La Cour d’appel arrive à la conclusion que « les allégations faites par l’appelante afin d’expliquer que son licenciement lui aurait été signifié en raison de sa maternité ne sont que des suppositions et ne reposent sur aucun fondement. En particulier, l’allégation de l’intéressée, selon laquelle l’intimée était assez retorse pour exiger d’elle qu’elle travaille à plein temps dans le but qu’elle donne son congé est purement gratuite et ne repose sur aucun indice. Il en va de même des autres affirmations toutes générales faites par l’appelante. Celle-ci ne saurait en effet alléguer, sans se baser sur des éléments concrets, que les jeunes mères travaillant à un taux d’activité réduit paraissent souvent poser problème aux employeurs, que l’intimée ne voulait pas continuer à travailler avec une femme en charge d’une famille parce que cette situation ne lui causerait que des difficultés ou qu’on imaginerait mal une société publier une annonce de recherche d’emploi en indiquant « recherche femme sans enfant » pour justifier une attitude prétendue discriminatoire de l’intimée.
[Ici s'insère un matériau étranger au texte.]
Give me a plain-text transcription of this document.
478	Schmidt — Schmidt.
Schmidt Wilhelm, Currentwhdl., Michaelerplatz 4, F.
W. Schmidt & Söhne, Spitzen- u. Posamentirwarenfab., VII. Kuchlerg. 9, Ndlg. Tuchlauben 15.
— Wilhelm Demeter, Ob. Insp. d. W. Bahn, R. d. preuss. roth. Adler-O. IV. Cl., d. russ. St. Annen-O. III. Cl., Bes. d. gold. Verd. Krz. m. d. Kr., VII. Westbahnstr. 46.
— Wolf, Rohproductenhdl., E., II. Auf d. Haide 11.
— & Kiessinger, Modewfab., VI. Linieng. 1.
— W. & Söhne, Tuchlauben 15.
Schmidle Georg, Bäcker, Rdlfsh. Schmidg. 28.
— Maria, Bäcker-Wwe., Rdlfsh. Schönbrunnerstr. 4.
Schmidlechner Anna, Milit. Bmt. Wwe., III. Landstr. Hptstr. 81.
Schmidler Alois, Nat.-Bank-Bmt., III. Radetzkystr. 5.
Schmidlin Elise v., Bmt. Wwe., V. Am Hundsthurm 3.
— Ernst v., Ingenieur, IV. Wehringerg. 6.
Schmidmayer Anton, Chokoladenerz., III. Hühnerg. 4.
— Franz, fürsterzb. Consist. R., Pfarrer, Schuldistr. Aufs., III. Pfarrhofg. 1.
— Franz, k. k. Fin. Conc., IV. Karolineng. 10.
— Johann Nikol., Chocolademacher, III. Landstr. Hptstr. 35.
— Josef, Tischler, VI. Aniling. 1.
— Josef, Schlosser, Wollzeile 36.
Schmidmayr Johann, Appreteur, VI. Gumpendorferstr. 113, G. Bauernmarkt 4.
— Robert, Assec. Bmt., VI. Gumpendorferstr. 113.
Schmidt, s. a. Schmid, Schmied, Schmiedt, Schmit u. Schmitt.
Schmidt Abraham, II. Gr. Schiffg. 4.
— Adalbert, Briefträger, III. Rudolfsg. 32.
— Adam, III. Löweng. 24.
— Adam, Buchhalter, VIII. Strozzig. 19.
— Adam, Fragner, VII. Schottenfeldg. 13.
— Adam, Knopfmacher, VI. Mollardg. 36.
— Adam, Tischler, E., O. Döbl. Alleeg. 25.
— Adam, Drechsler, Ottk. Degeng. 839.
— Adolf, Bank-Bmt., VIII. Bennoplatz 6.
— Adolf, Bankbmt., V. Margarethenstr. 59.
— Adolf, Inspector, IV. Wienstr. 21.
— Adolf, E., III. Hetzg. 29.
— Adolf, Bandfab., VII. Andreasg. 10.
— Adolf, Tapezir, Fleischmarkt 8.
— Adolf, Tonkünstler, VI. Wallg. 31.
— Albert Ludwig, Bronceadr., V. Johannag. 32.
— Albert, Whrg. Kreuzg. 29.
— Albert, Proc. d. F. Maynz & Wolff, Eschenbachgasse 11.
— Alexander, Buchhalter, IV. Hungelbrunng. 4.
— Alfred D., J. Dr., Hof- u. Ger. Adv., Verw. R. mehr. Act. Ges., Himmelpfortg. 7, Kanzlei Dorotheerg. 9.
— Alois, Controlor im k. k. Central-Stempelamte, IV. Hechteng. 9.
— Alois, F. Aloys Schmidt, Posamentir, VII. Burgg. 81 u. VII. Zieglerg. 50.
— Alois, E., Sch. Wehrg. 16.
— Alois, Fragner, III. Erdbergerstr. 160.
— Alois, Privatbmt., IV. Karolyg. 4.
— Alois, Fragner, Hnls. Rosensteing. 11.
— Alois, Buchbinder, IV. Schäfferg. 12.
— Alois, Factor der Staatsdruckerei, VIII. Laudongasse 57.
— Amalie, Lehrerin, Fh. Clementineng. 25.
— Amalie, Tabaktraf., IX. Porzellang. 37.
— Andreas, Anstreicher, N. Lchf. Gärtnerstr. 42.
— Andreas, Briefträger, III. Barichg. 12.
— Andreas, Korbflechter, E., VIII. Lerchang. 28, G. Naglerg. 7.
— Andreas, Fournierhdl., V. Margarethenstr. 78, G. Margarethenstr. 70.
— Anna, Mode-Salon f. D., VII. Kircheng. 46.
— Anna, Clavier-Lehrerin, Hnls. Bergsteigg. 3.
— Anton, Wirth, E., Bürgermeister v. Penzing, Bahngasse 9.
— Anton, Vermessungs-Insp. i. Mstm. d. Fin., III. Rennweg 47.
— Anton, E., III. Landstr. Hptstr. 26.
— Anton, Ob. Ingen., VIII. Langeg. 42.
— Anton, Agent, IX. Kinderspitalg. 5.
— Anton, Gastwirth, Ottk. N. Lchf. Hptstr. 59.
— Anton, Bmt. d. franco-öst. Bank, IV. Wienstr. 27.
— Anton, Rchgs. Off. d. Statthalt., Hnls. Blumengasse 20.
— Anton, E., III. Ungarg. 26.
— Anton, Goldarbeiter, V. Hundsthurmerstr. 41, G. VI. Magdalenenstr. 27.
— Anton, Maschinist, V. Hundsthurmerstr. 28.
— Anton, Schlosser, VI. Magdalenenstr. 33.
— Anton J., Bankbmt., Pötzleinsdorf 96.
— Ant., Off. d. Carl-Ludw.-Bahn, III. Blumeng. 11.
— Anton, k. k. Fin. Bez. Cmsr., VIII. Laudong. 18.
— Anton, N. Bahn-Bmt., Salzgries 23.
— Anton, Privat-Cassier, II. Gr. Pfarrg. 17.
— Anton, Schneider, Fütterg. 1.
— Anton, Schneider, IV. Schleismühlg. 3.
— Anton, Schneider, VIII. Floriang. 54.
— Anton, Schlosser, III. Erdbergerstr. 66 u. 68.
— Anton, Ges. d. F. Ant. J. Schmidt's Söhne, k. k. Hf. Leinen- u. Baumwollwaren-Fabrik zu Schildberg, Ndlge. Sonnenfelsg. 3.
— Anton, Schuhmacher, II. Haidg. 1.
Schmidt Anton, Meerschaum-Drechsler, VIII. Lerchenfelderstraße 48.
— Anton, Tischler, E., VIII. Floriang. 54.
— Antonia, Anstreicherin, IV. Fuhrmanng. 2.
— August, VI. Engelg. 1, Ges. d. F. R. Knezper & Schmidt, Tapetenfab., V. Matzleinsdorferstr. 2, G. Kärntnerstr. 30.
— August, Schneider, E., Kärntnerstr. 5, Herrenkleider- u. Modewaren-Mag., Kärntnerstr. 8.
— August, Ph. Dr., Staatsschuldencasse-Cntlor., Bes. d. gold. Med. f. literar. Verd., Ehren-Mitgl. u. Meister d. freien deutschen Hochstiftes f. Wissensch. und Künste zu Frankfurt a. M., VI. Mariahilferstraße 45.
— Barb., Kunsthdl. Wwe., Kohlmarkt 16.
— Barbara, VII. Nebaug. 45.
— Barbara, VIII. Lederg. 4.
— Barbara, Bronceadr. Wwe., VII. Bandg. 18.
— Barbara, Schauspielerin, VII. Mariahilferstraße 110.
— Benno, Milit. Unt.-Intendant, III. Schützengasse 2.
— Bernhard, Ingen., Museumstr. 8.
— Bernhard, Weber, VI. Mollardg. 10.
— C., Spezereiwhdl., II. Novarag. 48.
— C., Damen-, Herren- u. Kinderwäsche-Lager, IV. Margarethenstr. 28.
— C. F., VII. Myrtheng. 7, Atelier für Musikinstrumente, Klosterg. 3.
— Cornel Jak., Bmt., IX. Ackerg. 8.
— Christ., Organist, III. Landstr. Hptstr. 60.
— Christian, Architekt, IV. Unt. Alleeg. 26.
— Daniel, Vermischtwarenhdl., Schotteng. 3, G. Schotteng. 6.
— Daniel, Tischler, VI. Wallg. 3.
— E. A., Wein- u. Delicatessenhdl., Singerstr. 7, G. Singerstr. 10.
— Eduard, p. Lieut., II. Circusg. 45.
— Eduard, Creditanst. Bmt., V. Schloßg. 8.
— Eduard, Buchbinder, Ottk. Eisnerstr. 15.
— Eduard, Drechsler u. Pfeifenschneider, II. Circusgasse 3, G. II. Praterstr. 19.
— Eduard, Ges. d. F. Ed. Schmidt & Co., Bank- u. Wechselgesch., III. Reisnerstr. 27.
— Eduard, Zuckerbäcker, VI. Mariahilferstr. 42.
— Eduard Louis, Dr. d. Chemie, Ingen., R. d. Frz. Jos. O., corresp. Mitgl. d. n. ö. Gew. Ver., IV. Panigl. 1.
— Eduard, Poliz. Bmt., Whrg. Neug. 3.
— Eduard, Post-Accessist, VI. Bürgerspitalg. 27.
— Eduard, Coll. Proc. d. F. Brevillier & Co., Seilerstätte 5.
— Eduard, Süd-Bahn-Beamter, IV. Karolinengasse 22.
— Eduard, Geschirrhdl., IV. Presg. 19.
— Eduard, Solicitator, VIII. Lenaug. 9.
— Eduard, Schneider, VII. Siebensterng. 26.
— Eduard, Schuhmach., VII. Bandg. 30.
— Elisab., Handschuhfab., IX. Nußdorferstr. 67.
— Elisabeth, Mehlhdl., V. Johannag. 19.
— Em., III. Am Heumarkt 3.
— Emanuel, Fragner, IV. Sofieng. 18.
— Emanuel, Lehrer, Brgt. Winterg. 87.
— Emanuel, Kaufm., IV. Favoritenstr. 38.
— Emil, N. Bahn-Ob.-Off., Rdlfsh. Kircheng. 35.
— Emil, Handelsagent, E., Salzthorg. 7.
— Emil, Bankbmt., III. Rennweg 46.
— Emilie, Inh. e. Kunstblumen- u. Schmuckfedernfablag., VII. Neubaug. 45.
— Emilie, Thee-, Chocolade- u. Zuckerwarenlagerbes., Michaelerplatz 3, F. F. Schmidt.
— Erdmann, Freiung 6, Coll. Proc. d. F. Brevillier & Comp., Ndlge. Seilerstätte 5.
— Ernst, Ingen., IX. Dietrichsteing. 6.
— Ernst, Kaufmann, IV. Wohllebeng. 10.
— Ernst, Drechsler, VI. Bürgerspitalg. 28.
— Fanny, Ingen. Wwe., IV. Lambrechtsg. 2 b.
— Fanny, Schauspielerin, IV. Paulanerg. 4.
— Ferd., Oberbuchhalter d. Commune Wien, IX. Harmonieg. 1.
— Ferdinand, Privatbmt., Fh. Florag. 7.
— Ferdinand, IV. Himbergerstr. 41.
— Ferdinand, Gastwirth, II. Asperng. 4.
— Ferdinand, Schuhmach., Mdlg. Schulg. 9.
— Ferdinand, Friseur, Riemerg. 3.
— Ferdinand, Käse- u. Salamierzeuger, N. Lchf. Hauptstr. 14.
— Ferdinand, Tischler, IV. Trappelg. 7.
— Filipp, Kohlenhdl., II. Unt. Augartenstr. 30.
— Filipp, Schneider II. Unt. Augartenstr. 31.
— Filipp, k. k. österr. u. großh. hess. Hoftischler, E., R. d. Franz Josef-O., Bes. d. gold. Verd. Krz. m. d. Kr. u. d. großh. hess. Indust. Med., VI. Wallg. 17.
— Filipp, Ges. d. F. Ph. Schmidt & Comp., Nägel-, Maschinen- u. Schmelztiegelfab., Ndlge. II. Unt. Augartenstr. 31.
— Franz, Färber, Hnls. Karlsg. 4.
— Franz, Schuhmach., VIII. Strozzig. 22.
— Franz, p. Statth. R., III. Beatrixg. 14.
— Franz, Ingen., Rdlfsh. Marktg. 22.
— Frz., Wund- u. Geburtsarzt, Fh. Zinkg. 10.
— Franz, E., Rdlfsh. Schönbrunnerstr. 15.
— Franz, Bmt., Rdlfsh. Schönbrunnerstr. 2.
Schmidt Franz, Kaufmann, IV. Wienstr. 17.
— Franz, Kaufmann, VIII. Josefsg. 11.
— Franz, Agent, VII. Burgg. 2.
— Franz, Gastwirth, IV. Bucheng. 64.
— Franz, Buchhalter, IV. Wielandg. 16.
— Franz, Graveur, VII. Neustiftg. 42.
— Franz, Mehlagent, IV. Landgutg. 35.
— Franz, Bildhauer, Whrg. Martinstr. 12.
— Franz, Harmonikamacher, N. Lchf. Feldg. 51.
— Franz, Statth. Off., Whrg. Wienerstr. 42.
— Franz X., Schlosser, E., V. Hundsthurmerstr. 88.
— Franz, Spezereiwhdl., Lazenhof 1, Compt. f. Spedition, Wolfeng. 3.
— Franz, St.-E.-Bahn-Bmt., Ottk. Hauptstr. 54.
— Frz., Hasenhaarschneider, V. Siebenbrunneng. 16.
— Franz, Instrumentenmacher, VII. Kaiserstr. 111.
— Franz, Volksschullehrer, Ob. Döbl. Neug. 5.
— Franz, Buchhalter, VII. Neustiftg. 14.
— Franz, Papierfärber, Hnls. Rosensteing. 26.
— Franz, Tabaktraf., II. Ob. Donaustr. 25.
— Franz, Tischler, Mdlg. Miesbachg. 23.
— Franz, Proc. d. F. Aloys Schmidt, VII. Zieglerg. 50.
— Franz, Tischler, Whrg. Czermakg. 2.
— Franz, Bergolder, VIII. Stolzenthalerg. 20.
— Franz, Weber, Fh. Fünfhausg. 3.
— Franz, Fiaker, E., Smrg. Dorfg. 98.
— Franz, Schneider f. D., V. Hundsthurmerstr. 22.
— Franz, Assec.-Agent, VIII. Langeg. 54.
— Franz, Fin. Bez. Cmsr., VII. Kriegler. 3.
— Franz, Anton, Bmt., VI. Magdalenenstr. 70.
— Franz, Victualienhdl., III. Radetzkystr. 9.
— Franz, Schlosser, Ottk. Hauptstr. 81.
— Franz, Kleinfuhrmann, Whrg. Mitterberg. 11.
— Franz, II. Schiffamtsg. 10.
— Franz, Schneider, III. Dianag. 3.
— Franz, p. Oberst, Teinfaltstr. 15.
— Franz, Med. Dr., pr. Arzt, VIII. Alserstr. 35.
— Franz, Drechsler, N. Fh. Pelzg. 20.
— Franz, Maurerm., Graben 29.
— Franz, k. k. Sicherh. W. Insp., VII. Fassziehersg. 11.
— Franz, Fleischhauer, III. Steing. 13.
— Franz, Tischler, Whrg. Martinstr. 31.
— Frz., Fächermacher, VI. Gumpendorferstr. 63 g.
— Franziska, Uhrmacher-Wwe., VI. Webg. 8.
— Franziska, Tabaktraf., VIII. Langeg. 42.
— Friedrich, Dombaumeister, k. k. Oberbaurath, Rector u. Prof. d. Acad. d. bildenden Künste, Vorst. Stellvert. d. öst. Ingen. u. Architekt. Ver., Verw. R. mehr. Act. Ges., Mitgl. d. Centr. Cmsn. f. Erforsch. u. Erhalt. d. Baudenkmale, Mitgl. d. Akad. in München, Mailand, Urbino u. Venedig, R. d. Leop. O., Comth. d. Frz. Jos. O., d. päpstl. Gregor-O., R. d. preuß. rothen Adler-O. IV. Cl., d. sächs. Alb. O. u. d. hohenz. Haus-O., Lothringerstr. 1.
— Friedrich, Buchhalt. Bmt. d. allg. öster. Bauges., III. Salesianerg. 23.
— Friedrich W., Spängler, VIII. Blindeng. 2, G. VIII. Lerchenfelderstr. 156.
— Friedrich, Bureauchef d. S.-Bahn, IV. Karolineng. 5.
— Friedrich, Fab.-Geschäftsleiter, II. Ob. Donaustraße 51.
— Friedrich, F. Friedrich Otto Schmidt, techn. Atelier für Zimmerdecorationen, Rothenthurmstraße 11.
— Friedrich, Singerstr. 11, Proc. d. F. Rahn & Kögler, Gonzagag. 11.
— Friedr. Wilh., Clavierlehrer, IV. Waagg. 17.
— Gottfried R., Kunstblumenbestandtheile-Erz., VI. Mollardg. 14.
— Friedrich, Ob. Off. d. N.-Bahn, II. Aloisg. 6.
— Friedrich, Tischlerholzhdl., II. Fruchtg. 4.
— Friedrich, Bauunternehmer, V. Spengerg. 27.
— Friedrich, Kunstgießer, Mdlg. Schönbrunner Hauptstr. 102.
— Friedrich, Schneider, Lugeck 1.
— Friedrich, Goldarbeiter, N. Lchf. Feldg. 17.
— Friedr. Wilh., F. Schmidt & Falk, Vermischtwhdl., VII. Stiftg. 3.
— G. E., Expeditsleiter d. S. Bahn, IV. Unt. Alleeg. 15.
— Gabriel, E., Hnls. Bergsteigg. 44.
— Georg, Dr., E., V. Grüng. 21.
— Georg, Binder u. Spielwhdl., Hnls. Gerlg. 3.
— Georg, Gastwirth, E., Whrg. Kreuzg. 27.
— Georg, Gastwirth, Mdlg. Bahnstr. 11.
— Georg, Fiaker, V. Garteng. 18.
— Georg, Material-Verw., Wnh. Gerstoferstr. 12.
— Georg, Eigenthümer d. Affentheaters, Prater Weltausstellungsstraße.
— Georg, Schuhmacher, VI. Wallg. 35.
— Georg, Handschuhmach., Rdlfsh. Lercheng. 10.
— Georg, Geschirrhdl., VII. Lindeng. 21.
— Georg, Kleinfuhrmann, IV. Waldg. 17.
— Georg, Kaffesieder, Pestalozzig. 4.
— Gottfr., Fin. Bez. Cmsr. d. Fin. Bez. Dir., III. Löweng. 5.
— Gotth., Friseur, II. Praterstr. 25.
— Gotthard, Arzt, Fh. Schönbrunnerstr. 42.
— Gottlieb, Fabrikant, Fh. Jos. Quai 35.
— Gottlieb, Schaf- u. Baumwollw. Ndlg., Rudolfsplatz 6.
Dans ces conditions, l’appelante ne rend pas vraisemblable au sens de l’art. 6 LEg que sa maternité serait à l’origine de son licenciement » (c. 4.2.1).

Selon la Cour, « il y a lieu de retenir que l’intimée se trouvait dans une situation économique difficile au cours du dernier trimestre de l’année 2020 à tout le moins. Elle a en effet souscrit un prêt “Covid-19” et a recouru à la RHT. Il est dès lors logique qu’elle ait voulu réduire ses coûts en se séparant d’une partie de son personnel. Le directeur de l’intimée a expliqué que lors de la séance de gestion de budget du 22 octobre 2020, les intervenants avaient décidé de licencier l’appelante parce que selon eux, celle-ci était la moins à même de compléter l’équipe d’[...] et de rapporter des clients, dès lors qu’il s’agissait de la personne qui s’intégrait le moins bien dans la nouvelle équipe. Or, cette affirmation est corroborée par les éléments au dossier. (…) Le choix de licencier l’appelante, motivé par des raisons économiques et par une moins bonne intégration dans l’équipe, repose donc sur des éléments concrets. (…) Dans ces conditions, les motifs invoqués par l’intimée doivent être considérés comme réels et non abusifs » (c. 4.2.2).

L’appel est rejeté et les frais judiciaires, arrêtés à CHF 729.-, sont mis à charge de la travailleuse.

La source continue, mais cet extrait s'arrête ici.